DavidNutzuki More than 1 year ago
The issue is; are the scientists lying yes or no, therefore science needs to be crystal clear about this comet hit of an emergency. Nothing could be worse so why won’t they say it “will” happen, not just “might” happen? 26 years of science saying it “could” happen, and never saying it “will” happen, is as good as saying it “won’t” happen. It wasn’t a lie or a hoax, it was an exaggeration and it was the world of “science” after all that gave us pesticides, yes the pesticides that poisoned the planet in the first place and made stewardship all but necessary. Not one single IPCC warning isn’t qualified with “could be” or “likely” etc., not one! So when “science” ALSO says we “could” be approaching the point of no return it all but proves scientific exaggeration. It was real all right, really not a crisis. It was a lab coat consultant’s wet dream. Lazy copy and paste news editors loved it and politicians stepped in and promised to fix the sky, with the sacrifice of our taxes. What century was this? There are dozens of climate change protestors yet millions in the global scientific community who have condemned their own kids as well as ours so why are they not acting like it’s a real crisis? The overwhelming evidence shows clearly that scientific exaggeration, media madness and political pandering were the order of the day and sadly are just Reefer Madness like jokes for the history books; “I see the signs.” “I see the changes.” “We cannot deny the changes.” How many scientists does it take to change a light bulb? None but they do have full consensus that it will change. It’s their theory, it’s been 26 years of “maybes” and the lab coats must prove it before we condemn our children to the greenhouse gas ovens of a global climate crisis. So ask yourself; just how close to the brink will science take us before they clearly and honestly say; “Yes it will happen.”? REAL planet lovers didn't want this misery to have been real.
Dude More than 1 year ago
Take a breath, guy.
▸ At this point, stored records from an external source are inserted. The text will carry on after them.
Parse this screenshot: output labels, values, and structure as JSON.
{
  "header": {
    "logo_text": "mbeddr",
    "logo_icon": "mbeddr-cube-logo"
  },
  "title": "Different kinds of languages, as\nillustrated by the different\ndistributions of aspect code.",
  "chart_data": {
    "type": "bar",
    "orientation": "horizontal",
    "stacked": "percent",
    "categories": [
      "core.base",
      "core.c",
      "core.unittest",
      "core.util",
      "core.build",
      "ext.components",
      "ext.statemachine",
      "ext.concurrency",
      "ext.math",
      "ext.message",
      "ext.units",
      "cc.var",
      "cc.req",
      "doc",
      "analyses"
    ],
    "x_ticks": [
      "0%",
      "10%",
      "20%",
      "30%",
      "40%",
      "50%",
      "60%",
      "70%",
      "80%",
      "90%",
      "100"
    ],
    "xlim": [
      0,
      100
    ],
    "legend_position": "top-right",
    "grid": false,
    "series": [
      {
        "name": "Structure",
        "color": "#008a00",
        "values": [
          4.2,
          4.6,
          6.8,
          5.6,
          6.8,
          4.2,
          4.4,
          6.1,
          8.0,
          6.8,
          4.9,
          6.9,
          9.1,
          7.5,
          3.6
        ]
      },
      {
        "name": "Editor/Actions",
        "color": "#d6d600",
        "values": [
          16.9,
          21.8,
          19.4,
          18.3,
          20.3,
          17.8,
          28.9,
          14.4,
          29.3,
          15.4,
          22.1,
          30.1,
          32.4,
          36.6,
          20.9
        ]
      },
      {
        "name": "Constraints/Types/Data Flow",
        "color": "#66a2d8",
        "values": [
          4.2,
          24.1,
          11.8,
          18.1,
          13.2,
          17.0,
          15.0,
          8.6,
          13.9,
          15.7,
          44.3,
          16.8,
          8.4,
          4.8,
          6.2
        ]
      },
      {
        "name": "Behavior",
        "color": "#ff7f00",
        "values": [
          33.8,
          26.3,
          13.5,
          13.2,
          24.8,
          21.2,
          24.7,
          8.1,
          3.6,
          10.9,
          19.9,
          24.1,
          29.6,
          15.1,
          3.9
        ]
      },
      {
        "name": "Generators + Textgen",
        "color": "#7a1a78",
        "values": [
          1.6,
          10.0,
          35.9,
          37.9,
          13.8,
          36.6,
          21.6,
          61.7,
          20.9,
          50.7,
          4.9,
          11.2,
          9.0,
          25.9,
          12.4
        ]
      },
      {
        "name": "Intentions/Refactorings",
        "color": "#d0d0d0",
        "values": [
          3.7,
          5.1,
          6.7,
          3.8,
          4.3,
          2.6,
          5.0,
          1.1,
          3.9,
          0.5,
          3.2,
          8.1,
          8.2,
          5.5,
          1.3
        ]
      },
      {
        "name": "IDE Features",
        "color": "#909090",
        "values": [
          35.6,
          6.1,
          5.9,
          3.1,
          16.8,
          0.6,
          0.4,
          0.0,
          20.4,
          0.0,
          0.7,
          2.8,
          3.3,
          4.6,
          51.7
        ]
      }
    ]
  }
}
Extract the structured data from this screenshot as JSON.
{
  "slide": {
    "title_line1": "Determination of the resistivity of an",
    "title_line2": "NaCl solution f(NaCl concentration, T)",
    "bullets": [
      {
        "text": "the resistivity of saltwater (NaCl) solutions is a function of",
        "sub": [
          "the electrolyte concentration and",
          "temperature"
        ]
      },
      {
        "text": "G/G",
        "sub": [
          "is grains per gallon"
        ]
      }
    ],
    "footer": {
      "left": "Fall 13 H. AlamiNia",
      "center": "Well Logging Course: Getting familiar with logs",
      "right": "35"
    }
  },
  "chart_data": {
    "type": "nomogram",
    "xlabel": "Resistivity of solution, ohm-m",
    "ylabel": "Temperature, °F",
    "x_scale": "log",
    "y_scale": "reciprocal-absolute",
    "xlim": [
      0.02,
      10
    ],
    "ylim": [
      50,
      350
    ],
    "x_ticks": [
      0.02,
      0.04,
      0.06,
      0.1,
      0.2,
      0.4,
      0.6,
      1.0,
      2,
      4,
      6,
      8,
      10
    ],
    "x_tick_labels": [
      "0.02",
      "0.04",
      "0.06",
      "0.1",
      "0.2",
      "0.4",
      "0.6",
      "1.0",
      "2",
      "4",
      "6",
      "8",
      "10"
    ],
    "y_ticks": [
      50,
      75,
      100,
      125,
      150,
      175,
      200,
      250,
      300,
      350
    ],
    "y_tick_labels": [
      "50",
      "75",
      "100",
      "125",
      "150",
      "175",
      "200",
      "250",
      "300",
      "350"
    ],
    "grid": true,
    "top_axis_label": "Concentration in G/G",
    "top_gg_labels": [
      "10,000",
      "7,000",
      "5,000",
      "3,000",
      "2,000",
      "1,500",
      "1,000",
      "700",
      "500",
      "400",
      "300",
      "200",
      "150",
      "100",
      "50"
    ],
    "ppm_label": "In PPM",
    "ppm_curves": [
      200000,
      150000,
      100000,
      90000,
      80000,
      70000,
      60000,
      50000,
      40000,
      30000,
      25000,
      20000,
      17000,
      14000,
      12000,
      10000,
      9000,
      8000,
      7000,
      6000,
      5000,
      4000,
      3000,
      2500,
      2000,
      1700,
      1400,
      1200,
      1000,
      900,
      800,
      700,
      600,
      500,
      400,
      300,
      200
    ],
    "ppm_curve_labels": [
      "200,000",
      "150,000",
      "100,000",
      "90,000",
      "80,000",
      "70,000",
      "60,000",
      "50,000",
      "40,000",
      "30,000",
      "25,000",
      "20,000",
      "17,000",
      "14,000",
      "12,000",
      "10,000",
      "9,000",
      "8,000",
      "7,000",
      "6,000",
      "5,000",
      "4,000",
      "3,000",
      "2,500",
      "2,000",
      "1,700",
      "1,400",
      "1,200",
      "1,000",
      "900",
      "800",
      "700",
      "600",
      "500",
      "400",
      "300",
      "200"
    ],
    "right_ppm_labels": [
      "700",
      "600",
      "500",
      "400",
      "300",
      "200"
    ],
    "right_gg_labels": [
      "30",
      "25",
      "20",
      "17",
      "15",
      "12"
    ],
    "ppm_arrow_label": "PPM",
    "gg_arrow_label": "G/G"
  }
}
The scientists are telling you that warming has been happening, is happening, and will continue to happen. Don't talk about "overwhelming evidence" when you are deliberately ignoring the evidence. It's not even controversial. There isn't a raging debate about whether warming is happening. The people who look at the evidence are persuaded nine ways to sunday. There is actual data from thermometers, there's the physics of greenhouse gasses which is well-understood, there are computer models, satellite data, changes in ecology, ice core records. It's not a debate. I know of a PhD geophysicist who believes the earth is 8000 years old. That doesn't mean that there is scientific debate over how old the earth is. It's not controversial, but you won't find scientists saying exactly how old the earth is. Are they lying about something? Nobody wants global warming to be real. You could be a hero among scientists for centuries, if you could somehow explain away climate change. People have tried. It's not going away. The arguments you hear on the one news channel you listen to are cooked and skewed. Oil companies have paid good money to buy those talking points.
Richard Misior More than 1 year ago
You read the wrong wrong info. Try to read Roy Spencer's “The Great Global Warming Blunder". Very rery interesting.
Dude More than 1 year ago
... what's interesting about this article is that someone is finally tying population growth into the picture. I guess Fox News hasn't come up with talking points about that one,yet, or you'd have added them to your blather.